As we have referred to it multiple times, Mr. Polat’s solar business in Hungary is being developed in strong government tail-wind but he enjoys the same privileges in real estate business too. As the Hungarian economy weekly HVG has made it clear, the cabinet clears every official barriers that could delay the reconstruction of the Budapest abattoir’s site by granting the project the grade of “special importance of the national economy”. According to the plans, 1232 flats, 45.000 sq metres of office, 200 hotel rooms, underground garages, restaurants and malls will be built.
By adding the recent information of Átlátszó, that a pro-Erdoğan politician’s family got the ownership of several representative buildings in downtown Budapest, the Turkish influence could be seen as a conquest. Not to mention that Mr.
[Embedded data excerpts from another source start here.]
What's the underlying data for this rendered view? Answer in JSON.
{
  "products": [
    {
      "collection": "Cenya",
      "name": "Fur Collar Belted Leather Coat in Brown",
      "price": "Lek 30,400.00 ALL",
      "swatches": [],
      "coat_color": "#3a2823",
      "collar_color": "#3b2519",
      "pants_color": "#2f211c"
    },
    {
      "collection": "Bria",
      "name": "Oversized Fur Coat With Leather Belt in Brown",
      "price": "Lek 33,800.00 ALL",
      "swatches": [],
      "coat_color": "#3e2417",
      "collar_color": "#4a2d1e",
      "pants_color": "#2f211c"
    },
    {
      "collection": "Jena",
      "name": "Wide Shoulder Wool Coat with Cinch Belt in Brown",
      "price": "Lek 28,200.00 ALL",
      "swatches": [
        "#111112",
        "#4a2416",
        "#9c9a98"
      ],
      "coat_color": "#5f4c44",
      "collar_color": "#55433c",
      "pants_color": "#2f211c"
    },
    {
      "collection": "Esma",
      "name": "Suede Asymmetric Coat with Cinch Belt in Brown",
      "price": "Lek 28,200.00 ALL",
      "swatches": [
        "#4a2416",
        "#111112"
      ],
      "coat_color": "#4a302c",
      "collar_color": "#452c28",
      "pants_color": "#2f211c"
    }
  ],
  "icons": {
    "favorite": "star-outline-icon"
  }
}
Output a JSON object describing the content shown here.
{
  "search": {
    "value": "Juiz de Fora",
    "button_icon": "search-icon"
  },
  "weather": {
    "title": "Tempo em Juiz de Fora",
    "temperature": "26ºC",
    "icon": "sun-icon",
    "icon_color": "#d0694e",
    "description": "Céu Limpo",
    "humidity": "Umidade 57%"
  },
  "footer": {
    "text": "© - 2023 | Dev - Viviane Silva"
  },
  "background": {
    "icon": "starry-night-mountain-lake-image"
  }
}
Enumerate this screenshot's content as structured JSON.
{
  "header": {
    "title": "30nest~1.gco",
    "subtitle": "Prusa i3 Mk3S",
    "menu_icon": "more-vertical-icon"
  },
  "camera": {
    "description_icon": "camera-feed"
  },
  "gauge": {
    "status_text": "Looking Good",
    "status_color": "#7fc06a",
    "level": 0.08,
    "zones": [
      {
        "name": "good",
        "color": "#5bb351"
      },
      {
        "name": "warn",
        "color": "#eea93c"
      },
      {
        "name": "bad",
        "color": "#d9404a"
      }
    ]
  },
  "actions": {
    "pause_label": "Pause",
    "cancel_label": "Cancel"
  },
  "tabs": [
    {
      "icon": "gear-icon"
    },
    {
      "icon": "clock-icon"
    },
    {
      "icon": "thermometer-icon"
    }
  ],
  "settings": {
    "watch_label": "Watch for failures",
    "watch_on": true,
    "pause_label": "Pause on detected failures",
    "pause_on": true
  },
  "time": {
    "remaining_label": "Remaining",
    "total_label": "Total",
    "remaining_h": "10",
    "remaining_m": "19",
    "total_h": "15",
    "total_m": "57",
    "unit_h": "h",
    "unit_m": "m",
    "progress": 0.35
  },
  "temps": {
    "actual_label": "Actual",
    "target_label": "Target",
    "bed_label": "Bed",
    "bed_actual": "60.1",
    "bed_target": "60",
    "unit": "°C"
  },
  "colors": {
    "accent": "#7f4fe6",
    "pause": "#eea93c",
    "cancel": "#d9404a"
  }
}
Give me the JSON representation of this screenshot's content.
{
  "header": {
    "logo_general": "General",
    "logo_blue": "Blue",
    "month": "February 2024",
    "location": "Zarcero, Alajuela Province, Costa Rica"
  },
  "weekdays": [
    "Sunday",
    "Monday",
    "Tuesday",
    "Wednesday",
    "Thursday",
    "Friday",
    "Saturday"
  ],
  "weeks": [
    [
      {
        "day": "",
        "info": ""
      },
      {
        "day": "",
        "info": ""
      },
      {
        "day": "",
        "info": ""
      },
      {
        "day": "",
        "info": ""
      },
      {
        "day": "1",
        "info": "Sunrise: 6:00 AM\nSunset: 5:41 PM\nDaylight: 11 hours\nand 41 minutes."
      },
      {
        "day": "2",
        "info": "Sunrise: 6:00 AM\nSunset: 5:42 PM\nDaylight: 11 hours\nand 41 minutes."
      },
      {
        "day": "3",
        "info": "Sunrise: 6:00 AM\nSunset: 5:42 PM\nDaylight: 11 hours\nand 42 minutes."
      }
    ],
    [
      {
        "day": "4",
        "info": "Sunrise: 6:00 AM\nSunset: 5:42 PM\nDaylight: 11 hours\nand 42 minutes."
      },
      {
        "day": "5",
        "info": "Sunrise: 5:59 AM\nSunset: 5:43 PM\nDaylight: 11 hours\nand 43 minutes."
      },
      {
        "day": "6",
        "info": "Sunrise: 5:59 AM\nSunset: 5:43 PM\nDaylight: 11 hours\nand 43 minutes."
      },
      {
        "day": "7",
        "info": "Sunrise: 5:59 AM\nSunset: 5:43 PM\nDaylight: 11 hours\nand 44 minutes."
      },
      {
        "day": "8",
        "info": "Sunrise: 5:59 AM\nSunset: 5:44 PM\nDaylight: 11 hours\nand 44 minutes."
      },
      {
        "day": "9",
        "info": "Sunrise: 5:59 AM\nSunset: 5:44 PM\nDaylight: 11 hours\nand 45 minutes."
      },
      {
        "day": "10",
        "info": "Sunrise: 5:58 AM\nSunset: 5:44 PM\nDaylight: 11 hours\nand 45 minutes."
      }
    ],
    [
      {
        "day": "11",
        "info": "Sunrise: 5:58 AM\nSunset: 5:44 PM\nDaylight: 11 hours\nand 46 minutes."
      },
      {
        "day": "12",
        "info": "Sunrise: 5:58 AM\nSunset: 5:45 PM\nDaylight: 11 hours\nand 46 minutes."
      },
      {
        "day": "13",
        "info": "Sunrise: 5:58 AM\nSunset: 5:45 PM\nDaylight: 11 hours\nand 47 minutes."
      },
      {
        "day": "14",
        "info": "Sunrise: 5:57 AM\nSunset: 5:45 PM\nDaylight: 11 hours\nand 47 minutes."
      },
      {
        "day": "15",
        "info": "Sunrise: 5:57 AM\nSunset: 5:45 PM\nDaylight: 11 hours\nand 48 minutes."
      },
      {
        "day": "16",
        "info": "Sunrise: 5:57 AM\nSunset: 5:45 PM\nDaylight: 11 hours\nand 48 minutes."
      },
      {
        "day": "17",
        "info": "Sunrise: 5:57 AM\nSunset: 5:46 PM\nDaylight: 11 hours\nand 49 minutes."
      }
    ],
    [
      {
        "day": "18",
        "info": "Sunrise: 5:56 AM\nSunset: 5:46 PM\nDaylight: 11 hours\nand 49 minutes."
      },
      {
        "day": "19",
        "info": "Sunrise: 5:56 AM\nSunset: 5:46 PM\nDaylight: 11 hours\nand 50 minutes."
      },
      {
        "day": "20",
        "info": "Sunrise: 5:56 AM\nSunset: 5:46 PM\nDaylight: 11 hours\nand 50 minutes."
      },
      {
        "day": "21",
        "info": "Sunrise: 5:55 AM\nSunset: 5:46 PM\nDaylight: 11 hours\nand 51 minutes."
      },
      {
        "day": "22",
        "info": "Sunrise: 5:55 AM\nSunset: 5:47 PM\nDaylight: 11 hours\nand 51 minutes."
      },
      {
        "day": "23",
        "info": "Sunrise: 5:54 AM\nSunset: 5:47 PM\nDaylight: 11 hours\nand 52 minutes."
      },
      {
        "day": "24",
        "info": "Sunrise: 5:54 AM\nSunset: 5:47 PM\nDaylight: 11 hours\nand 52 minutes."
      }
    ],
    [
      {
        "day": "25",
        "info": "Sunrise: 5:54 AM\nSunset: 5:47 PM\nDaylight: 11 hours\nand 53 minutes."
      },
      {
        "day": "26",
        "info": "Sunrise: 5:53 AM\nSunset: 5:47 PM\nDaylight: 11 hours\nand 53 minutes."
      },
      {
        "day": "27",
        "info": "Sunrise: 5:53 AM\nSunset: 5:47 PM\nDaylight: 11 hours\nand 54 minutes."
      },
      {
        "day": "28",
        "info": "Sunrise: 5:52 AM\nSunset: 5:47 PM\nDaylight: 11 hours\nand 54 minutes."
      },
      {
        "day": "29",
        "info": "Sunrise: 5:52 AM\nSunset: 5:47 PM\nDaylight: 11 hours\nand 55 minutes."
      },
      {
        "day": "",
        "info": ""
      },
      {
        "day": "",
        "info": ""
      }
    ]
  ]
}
Polat also conducts cultural diplomacy through an association named after the Ottoman dervish Gül Baba and between 2014 and 2018 he also got the right – and billions of forints of Hungarian public money – to operate the so-called trading house which was supposed to boost the bilateral economical relationship between Hungary and Turkey. His success was moderate.
So who is Adnan Polat?
A “delegate” of president Erdoğan to Hungary or a personal discovery and football friend of prime minister Orbán who now plays as foreigner in the Hungarian “national bourgeoisie’s” league?
We cannot prove the former one with reliable data but we consider this article as a proof of the latter one.